The core problem at scale is state management. Which domains are warm and which are warming? Which mailboxes need resting? Which platforms have current DNS configurations? Where are the capacity bottlenecks? This state lives in spreadsheets, tribal knowledge, and half-dozen different tools, none of which talk to each other.

This is where Octave provides the AI-powered execution layer that makes sending infrastructure manageable at scale. Octave is an AI platform that automates and optimizes your outbound playbook, connecting to your existing GTM stack.

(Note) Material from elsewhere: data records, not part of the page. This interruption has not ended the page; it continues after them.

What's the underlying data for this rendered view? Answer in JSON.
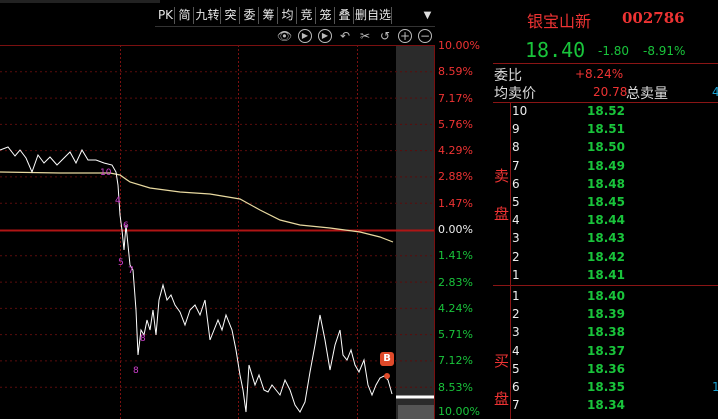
{
  "toolbar": {
    "buttons": [
      "PK",
      "简",
      "九转",
      "突",
      "委",
      "筹",
      "均",
      "竞",
      "笼",
      "叠",
      "删自选"
    ],
    "dropdown": "▼"
  },
  "chart_icons": [
    "eye-icon",
    "play-icon",
    "play-icon",
    "undo-icon",
    "scissors-icon",
    "undo-icon",
    "zoom-in-icon",
    "zoom-out-icon"
  ],
  "y_axis_labels": [
    "10.00%",
    "8.59%",
    "7.17%",
    "5.76%",
    "4.29%",
    "2.88%",
    "1.47%",
    "0.00%",
    "1.41%",
    "2.83%",
    "4.24%",
    "5.71%",
    "7.12%",
    "8.53%",
    "10.00%"
  ],
  "chart_markers": [
    "10",
    "4",
    "5",
    "6",
    "7",
    "8",
    "8"
  ],
  "b_marker": "B",
  "stock": {
    "name": "银宝山新",
    "code": "002786",
    "price": "18.40",
    "change": "-1.80",
    "change_pct": "-8.91%"
  },
  "stats": {
    "weibi_label": "委比",
    "weibi_value": "+8.24%",
    "junmaijia_label": "均卖价",
    "junmaijia_value": "20.78",
    "zongmailiang_label": "总卖量",
    "zongmailiang_value": "4"
  },
  "sell_side": {
    "label_1": "卖",
    "label_2": "盘",
    "rows": [
      {
        "idx": "10",
        "price": "18.52"
      },
      {
        "idx": "9",
        "price": "18.51"
      },
      {
        "idx": "8",
        "price": "18.50"
      },
      {
        "idx": "7",
        "price": "18.49"
      },
      {
        "idx": "6",
        "price": "18.48"
      },
      {
        "idx": "5",
        "price": "18.45"
      },
      {
        "idx": "4",
        "price": "18.44"
      },
      {
        "idx": "3",
        "price": "18.43"
      },
      {
        "idx": "2",
        "price": "18.42"
      },
      {
        "idx": "1",
        "price": "18.41"
      }
    ]
  },
  "buy_side": {
    "label_1": "买",
    "label_2": "盘",
    "rows": [
      {
        "idx": "1",
        "price": "18.40"
      },
      {
        "idx": "2",
        "price": "18.39"
      },
      {
        "idx": "3",
        "price": "18.38"
      },
      {
        "idx": "4",
        "price": "18.37"
      },
      {
        "idx": "5",
        "price": "18.36"
      },
      {
        "idx": "6",
        "price": "18.35",
        "extra": "1"
      },
      {
        "idx": "7",
        "price": "18.34"
      }
    ]
  },
  "colors": {
    "up": "#e33333",
    "down": "#19c43b",
    "price_line": "#ffffff",
    "avg_line": "#e8d9a0",
    "grid": "#7a1010",
    "marker": "#d040d0"
  }
}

Its Sequence Agent generates personalized email sequences per lead, auto-selecting the best playbook, while its Clay integration (API key + Agent ID) enables at-scale orchestration across your entire domain and mailbox portfolio. Instead of maintaining a spreadsheet of domain warmup status and manually cross-referencing it with Postmaster Tools data, teams use Octave to coordinate outbound execution across channels, ensuring sending volume is distributed across healthy infrastructure.

Conclusion

Sending infrastructure is the invisible backbone of your outbound program. It spans DNS authentication, mail server selection, IP reputation, platform configuration, and monitoring systems. Each layer depends on the ones below it, and problems cascade upward in ways that are often difficult to diagnose without understanding the full architecture.

Build your stack methodically: DNS and authentication first, then mail server provisioning, then platform selection and configuration, then monitoring. Document your infrastructure choices so that onboarding new team members or troubleshooting issues does not require tribal knowledge. And invest in the monitoring layer that gives you visibility across all the components, because the problems you catch early are the ones that never become crises.

For GTM Engineers, sending infrastructure is where technical depth directly translates to business impact. A well-architected sending stack delivers email reliably, scales predictably, and recovers quickly from the inevitable hiccups. A poorly architected one is a constant source of firefighting that drains time from higher-value work like personalization optimization and pipeline strategy.